Crystallographic Information File (CIF) is a standard text file format for representing crystallographic information. This file format is relevant for users of programs such as CRYSTAL, Quantum Espresso, VASP, etc. In these quantum simulations, exploiting the use of symmetry can accelerate the calculation process. One of the easiest ways to symmetrize a structure is by using FINDSYM.[1][2] This tool finds the space group symmetry of a system and creates a corresponding symmetrized CIF file.
If only a few structures are being symmetrized, the FINDSYM online tool is perfectly suitable. However, when symmetrizing a large number of structures, it is preferable to make a local installation of the program and set up a script to symmetrize all structures automatically. Here, we describe this process.
To use FINDSYM locally, we need to install the ISOTROPY software suite. The instructions for installing this suite (on Linux) are shown on this web page.
Note that step 5 is to "Add an environment variable ISODATA which contains the full path to the isobyu directory". To set up this environment variable, I added the following line to my .bashrc file (if using arch-based systems, a similar line is required in your .zshrc file):
export ISODATA="/folder/path/isobyu/"
Remember to do source ~/.bashrc after adding this line.
Once ISOTROPY is correctly installed in your system, you can use a Python script to automatically generate symmetrized CIFs from non-symmetrized CIFs in a directory. The following is a sample script that I used. Modifications can be made depending on the systems that you are trying to symmetrize.
There are two necessary and four optional changes to be made in this version of the script.
Necessary changes
1) Specify the CIF file path (DIR variable)
2) Specify the isobyu installation path (findsym_path variable)
Optional changes
1) Lattice tolerance (default = 0.1E-4)
2) Atomic position tolerance (default = 0.1E-2)
3) Atomic position max tolerance (default = 0.33E+00)
4) Occupation tolerance (default = 0.1E-2)
import subprocess,glob,os
# Set this path to where your CIFs are. You can also set the variable to os.getcwd()+'/' to automatically set the path to the current working directory
DIR = '/folder/path/for/CIFs/' #(os.getcwd()+'/')

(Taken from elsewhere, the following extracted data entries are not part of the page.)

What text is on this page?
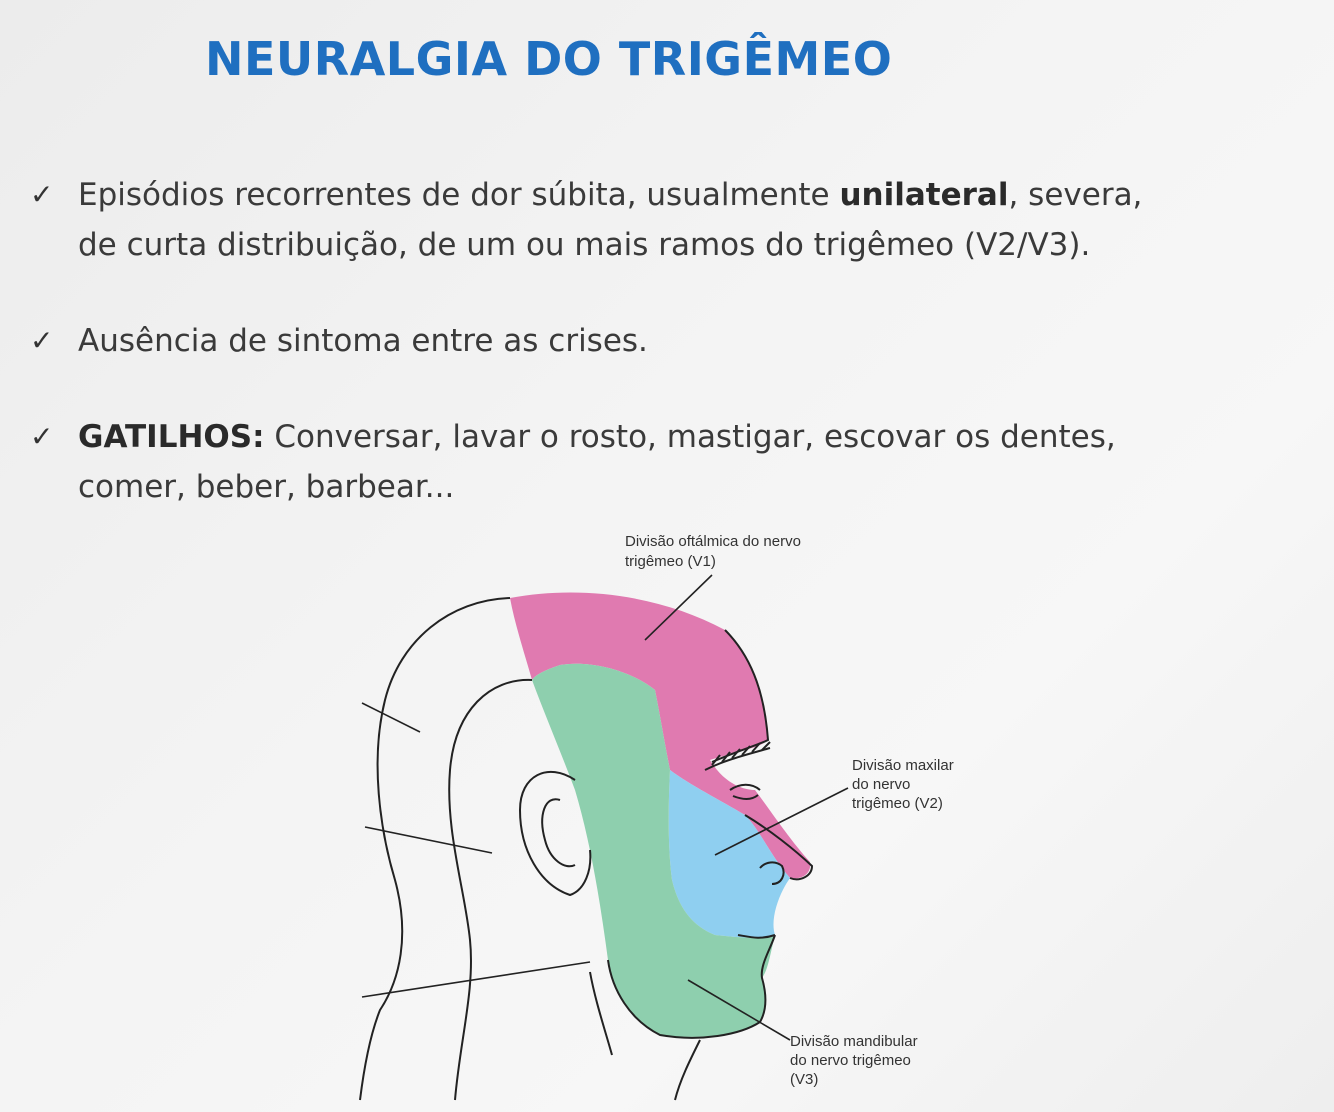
NEURALGIA DO TRIGÊMEO
✓ Episódios recorrentes de dor súbita, usualmente unilateral, severa,
de curta distribuição, de um ou mais ramos do trigêmeo (V2/V3).
✓ Ausência de sintoma entre as crises.
✓ GATILHOS: Conversar, lavar o rosto, mastigar, escovar os dentes,
comer, beber, barbear...
Divisão oftálmica do nervo
trigêmeo (V1)
Divisão maxilar
do nervo
trigêmeo (V2)
Divisão mandibular
do nervo trigêmeo
(V3)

# Change the tolerance according to your needs
latticeTolerance = 0.1E-4
atomicPositionTolerance = 0.100E-02
atomicPositionMaxTolerance = 0.330E+00
occupationTolerance = 0.100E-02
def findsym(material):
# Set the path to the FINDSYM executable
findsym_path = '/folder/path/isobyu/'
# Set the input file name and path
input_file_name = str(material)+'.cif'
input_file = DIR+input_file_name
# Run findsym_cifinput as an external command. This generates a FINDSYM input (called tempfile) from a non-symmetrized CIF file.
command_cifinput = findsym_path+'findsym_cifinput '+input_file+' > tempfile'
subprocess.run(command_cifinput,shell=True)
# Change the tolerances in the tempfile to what was specified above
lines = []
with open('tempfile') as f:
for i, line in enumerate(f):
lines.append(line)
lines[4] = str(latticeTolerance)+'\n'
lines[6] = str(atomicPositionTolerance)+'\n'
lines[8] = str(atomicPositionMaxTolerance)+'\n'
lines[10] = str(occupationTolerance)+'\n'
new_tempfile = open('tempfile_new','w+')
for item in lines:
new_tempfile.write(item)
new_tempfile.close()
# Run findsym to generate the symmetrized CIF
command_findsym = findsym_path+'findsym tempfile_new'
subprocess.run(command_findsym,shell=True)
# Change the default CIF name to <Material>_sym.cif
change_name = 'mv findsym.cif '+str(material)+'_sym.cif'
subprocess.run(change_name,shell=True)
# Iterate over all CIFs in the DIR path
nDIR = len(DIR)
ntype = len(".cif")
pathlist = glob.glob(DIR+'*.cif')
for path in pathlist:
path_in_str = str(path)
material = path_in_str[nDIR:-ntype]
if material == "":break
findsym(material)
References:
[1] H. T. Stokes, D. M. Hatch, and B. J. Campbell, FINDSYM, ISOTROPY Software Suite, iso.byu.edu.
[2] H. T. Stokes and D. M. Hatch, "Program for Identifying the Space Group Symmetry of a Crystal", J. Appl. Cryst. 38, 237-238 (2005).